AN IDEAL WAY TO FORCE INNOVATION:

White House wants to change mileage standards for passenger cars (AP, 4/27/06)

The Bush administration asked Congress on Thursday to give it the authority to change fuel economy standards for passenger cars amid rising gas prices and growing concerns about the nation's energy security.

Transportation Secretary Norman Mineta wrote House and Senate leaders asking for Congress to — for the first time — allow it to create a similar program it recently completed for pickups, sport-utility vehicles and vans.
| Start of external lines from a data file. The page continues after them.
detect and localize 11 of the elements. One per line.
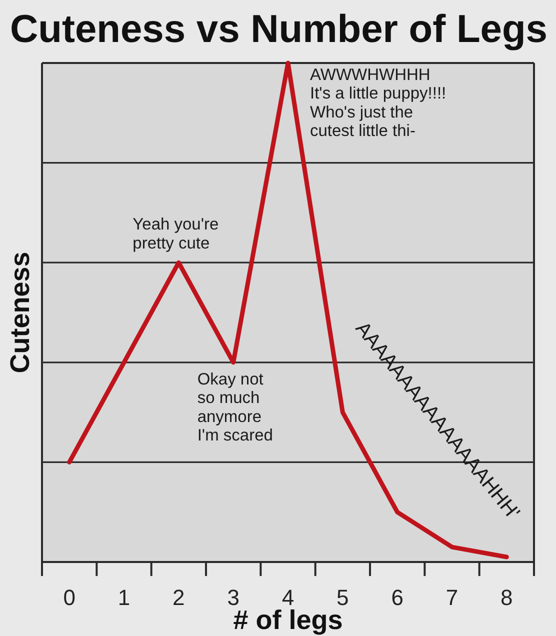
- x-tick-label: 0: [63, 585, 76, 610]
- x-tick-label: 8: [500, 585, 513, 610]
- annotation: Yeah you're pretty cute: [132, 216, 219, 252]
- x-tick-label: 2: [172, 585, 185, 610]
- annotation: Okay not so much anymore I'm scared: [197, 370, 273, 444]
- x-tick-label: 6: [391, 585, 404, 610]
- x-tick-label: 7: [446, 585, 458, 610]
- y-axis-title: Cuteness: [5, 252, 35, 374]
- annotation: AWWWHWHHH It's a little puppy!!!! Who's just the cutest little thi-: [310, 66, 446, 140]
- chart-title: Cuteness vs Number of Legs: [10, 8, 548, 51]
- x-tick-label: 1: [118, 585, 130, 610]
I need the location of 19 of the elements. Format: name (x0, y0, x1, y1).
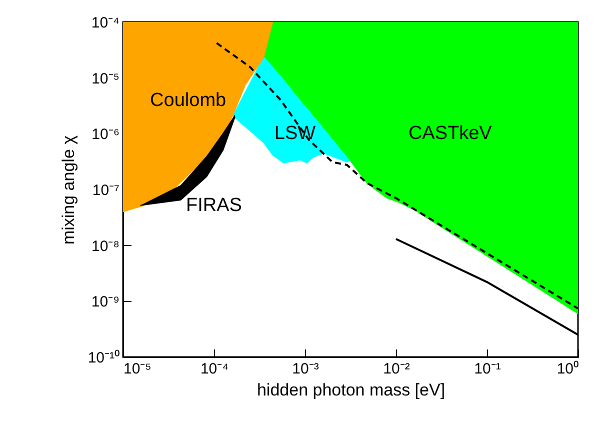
y-tick-label: 10⁻⁵ (92, 70, 120, 88)
annotation: CASTkeV (408, 122, 492, 144)
annotation: FIRAS (186, 194, 242, 216)
y-tick-label: 10⁻⁴ (91, 14, 120, 32)
x-tick-label: 10⁻¹ (474, 360, 501, 378)
x-tick-label: 10⁻⁵ (124, 360, 152, 378)
x-tick-label: 10⁰ (556, 360, 578, 378)
x-tick-label: 10⁻³ (292, 360, 319, 378)
y-axis-title: mixing angle χ (58, 135, 78, 245)
y-tick-label: 10⁻⁷ (92, 182, 120, 199)
y-tick-label: 10⁻⁹ (91, 294, 120, 311)
annotation: Coulomb (150, 90, 226, 112)
x-tick-label: 10⁻² (383, 360, 410, 378)
annotation: LSW (274, 122, 316, 144)
y-tick-label: 10⁻¹⁰ (88, 350, 120, 366)
x-tick-label: 10⁻⁴ (200, 360, 229, 378)
x-axis-title: hidden photon mass [eV] (256, 380, 446, 400)
y-tick-label: 10⁻⁸ (91, 238, 120, 255)
y-tick-label: 10⁻⁶ (92, 126, 120, 144)
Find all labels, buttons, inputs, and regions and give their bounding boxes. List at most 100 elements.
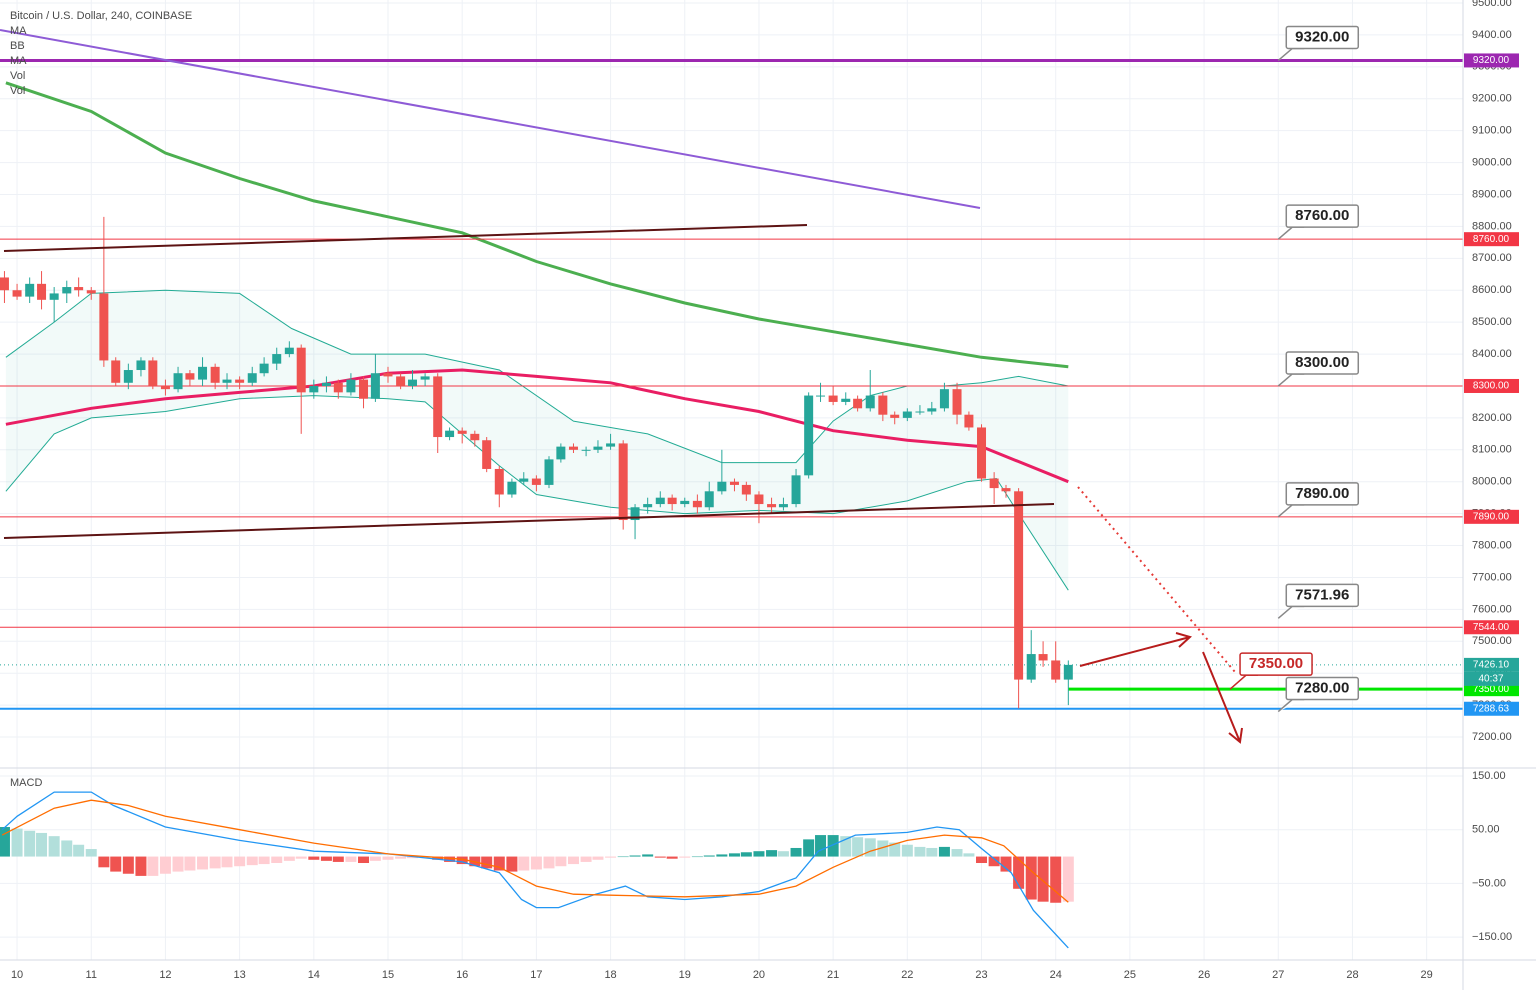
candle-body [160,385,170,390]
y-tick-label: 8000.00 [1472,476,1512,488]
histogram-bar [1037,856,1049,902]
indicator-label: Vol [10,70,25,82]
candle-body [346,379,356,393]
histogram-bar [617,856,629,858]
y-tick-label: 8700.00 [1472,252,1512,264]
x-tick-label: 11 [86,969,97,981]
candle-body [618,443,628,521]
candle-body [767,504,777,508]
histogram-bar [135,856,147,876]
y-tick-label: 7800.00 [1472,539,1512,551]
histogram-bar [766,850,778,857]
indicator-label: MA [10,25,27,37]
x-tick-label: 29 [1421,969,1433,981]
y-tick-label: 9500.00 [1472,0,1512,9]
histogram-bar [395,856,407,859]
histogram-bar [629,855,641,857]
candle-body [865,395,875,409]
callout-label: 7280.00 [1295,679,1349,696]
candle-body [445,430,455,438]
histogram-bar [320,856,332,861]
price-badge [1464,53,1519,68]
histogram-bar [308,856,320,860]
histogram-bar [221,856,233,868]
candle-body [593,446,603,450]
callout-box [1285,583,1360,608]
candle-body [62,287,72,294]
price-badge-label: 8760.00 [1473,234,1510,245]
candle-body [754,494,764,505]
callout-label: 7890.00 [1295,485,1349,502]
macd-line [1,799,1069,903]
candle-body [630,507,640,521]
histogram-bar [295,856,307,859]
histogram-bar [926,847,938,857]
candle-body [964,414,974,428]
candle-body [680,500,690,505]
histogram-bar [852,837,864,857]
x-tick-label: 16 [456,969,468,981]
candle-body [383,373,393,377]
candle-body [519,478,529,482]
histogram-bar [691,856,703,858]
candle-body [0,277,9,291]
histogram-bar [234,856,246,867]
legend: Bitcoin / U.S. Dollar, 240, COINBASE MA … [10,10,192,789]
histogram-bar [456,856,468,865]
candle-body [309,385,319,393]
candle-body [778,504,788,508]
candle-body [173,373,183,390]
arrow [1079,632,1243,744]
candle-body [284,347,294,355]
callout-label: 7571.96 [1295,586,1349,603]
histogram-bar [889,842,901,857]
x-tick-label: 26 [1198,969,1210,981]
candle-body [915,411,925,413]
candle-body [581,449,591,451]
x-tick-label: 13 [234,969,246,981]
histogram-bar [122,856,134,874]
candle-body [741,484,751,495]
histogram-bar [406,856,418,859]
histogram-bar [703,855,715,857]
histogram-bar [369,856,381,861]
histogram-bar [938,846,950,857]
histogram-bar [1050,856,1062,903]
histogram-bar [518,856,530,871]
candle-body [643,504,653,508]
macd-title: MACD [10,777,42,789]
histogram-bar [901,844,913,857]
timer-label: 40:37 [1478,674,1503,685]
y-tick-label: 50.00 [1472,824,1500,836]
histogram-bar [271,856,283,864]
histogram-bar [197,856,209,870]
histogram-bar [877,840,889,857]
histogram-bar [753,851,765,857]
y-tick-label: 8800.00 [1472,220,1512,232]
macd-line [1,791,1069,949]
candle-body [828,395,838,402]
candle-body [606,443,616,447]
histogram-bar [1000,856,1012,872]
histogram-bar [110,856,122,872]
y-tick-label: 8100.00 [1472,444,1512,456]
callout-box [1285,204,1360,228]
histogram-bar [159,856,171,874]
y-tick-label: 8200.00 [1472,412,1512,424]
price-badge [1464,657,1519,672]
histogram-bar [988,856,1000,867]
callout-box [1285,676,1360,701]
histogram-bar [642,854,654,857]
histogram-bar [716,854,728,857]
y-tick-label: 9400.00 [1472,29,1512,41]
price-badge-label: 7426.10 [1473,660,1510,671]
y-tick-label: 9100.00 [1472,125,1512,137]
candle-body [482,440,492,469]
candle-body [1051,660,1061,680]
candle-body [1063,664,1073,680]
histogram-bar [172,856,184,872]
histogram-bar [728,853,740,857]
candle-body [420,376,430,380]
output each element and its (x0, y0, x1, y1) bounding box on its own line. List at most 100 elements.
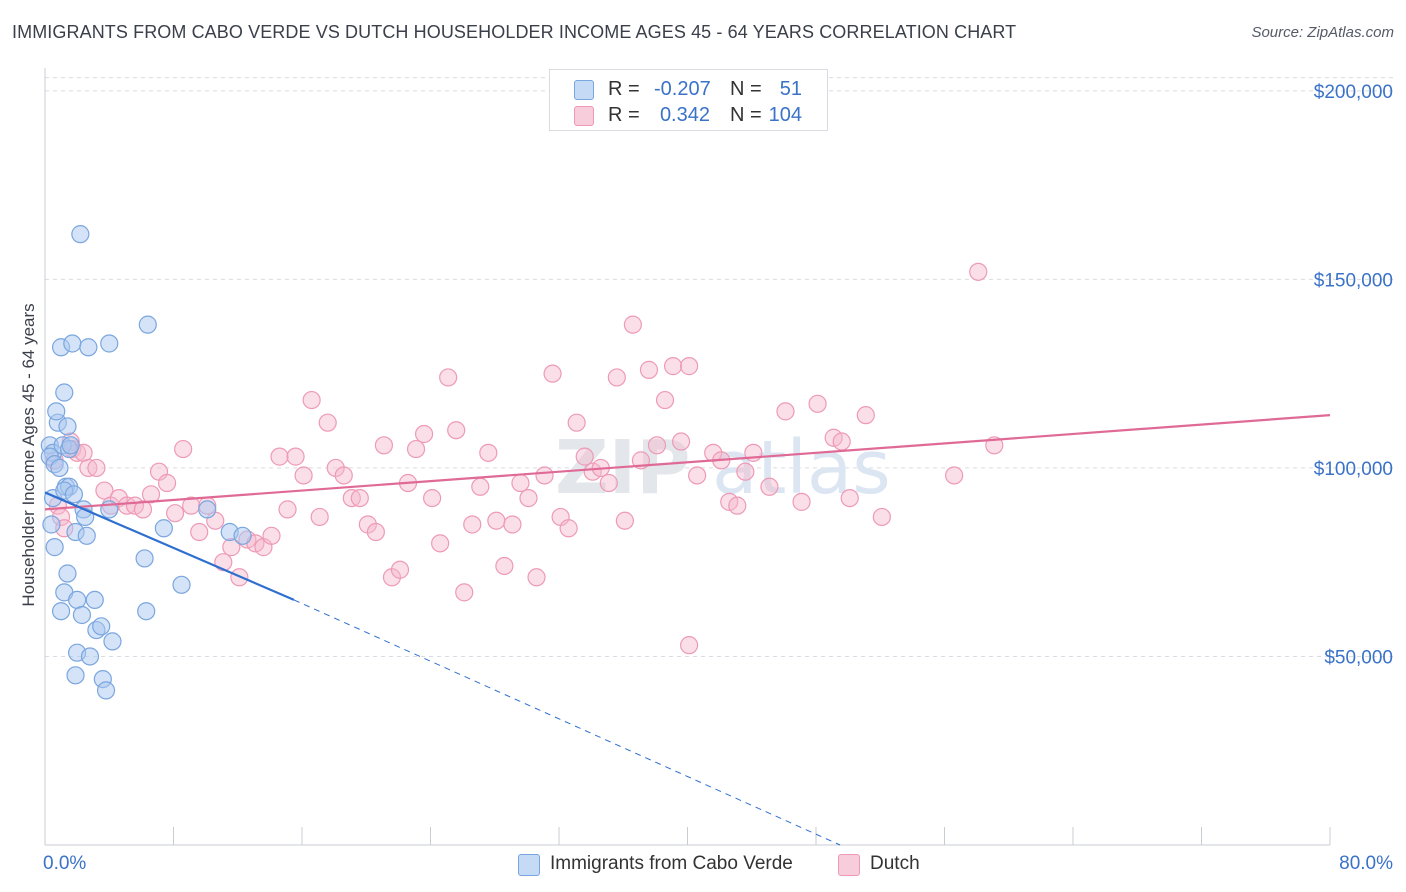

"Along with other previously announced energy policies, the president believes these actions are critical to promoting our nation's energy security and independence," Mineta wrote.


Set higher standards and let automakers innovate ways to attain them.

Posted by Orrin Judd at April 28, 2006 7:35 AM
Comments

Another item the conservative base won't like. They have never liked CAFE standards and feel the market and consumers should decide.

Posted by: AWW at April 28, 2006 7:45 AM

The market will decide. Governments set the conditions under which markets function.

Posted by: oj at April 28, 2006 7:52 AM

I understand that. My point is that the GOP base is (rightly or wrongly) ticked off at Bush and Congress and that every little move not to their liking adds to the pile.

Posted by: AWW at April 28, 2006 8:29 AM

When *isn't* the GOP base ticked off about something? Honestly, they've been more fickle than the average woman over the last six years. Bush should just keep doing what he's been doing and the base should stop expecting the world to revolve around them.

Posted by: Bryan at April 28, 2006 8:40 AM

No. Jack up gas taxes and let manufacturers and customers figure out the best way to adjust. CAFE just makes the product mix optimization problem for manufacturers more tightly constrained.

Posted by: JAB at April 28, 2006 9:04 AM

JAB:

Taxes and straightforward mileage requirements.

Posted by: oj at April 28, 2006 10:48 AM

Bryan:

As the moved into the Beltway they developed a belief that they are the epicenter of existence.

Posted by: oj at April 28, 2006 10:59 AM

Heck, OJ, the cars aren't the problem, the trains are. Get the regulations that killed the rails lifted and let the good times roll.

Posted by: Robert Mitchell Jr. at April 28, 2006 11:39 AM

It wasn't regs, just the highway boondoggle.

Posted by: oj at April 28, 2006 11:43 AM

Thanks for your thoughts, OJ. It's my understanding that it was the goverment's regs that made the trucking industry viable when they required the train companies to charge their customers based on the value of what was being transported. I'm not aware of this regulation ever being repealed, which would explain why rails are used to transport cheap stuff, like coal.

Posted by: Robert Mitchell Jr. at April 28, 2006 1:12 PM

Robert:

Had Ike and the military not put in the highway system the trains would still rule.

Posted by: oj at April 28, 2006 2:28 PM

OJ & Bryan,

If your base stays home and you lose one of the houses, you get to spend the next 2 years fighting subpoenas.

Where is the percentage in that?

The fact is the JAB is dead on. Let the prices take care of the innovation. CAFE standard are a perfect example of bad legislation.

You can only ignore your base up to a point before it falls out from under you.

Posted by: Bruno at April 28, 2006 6:40 PM

Bruno:

No one's staying home because of CAFE.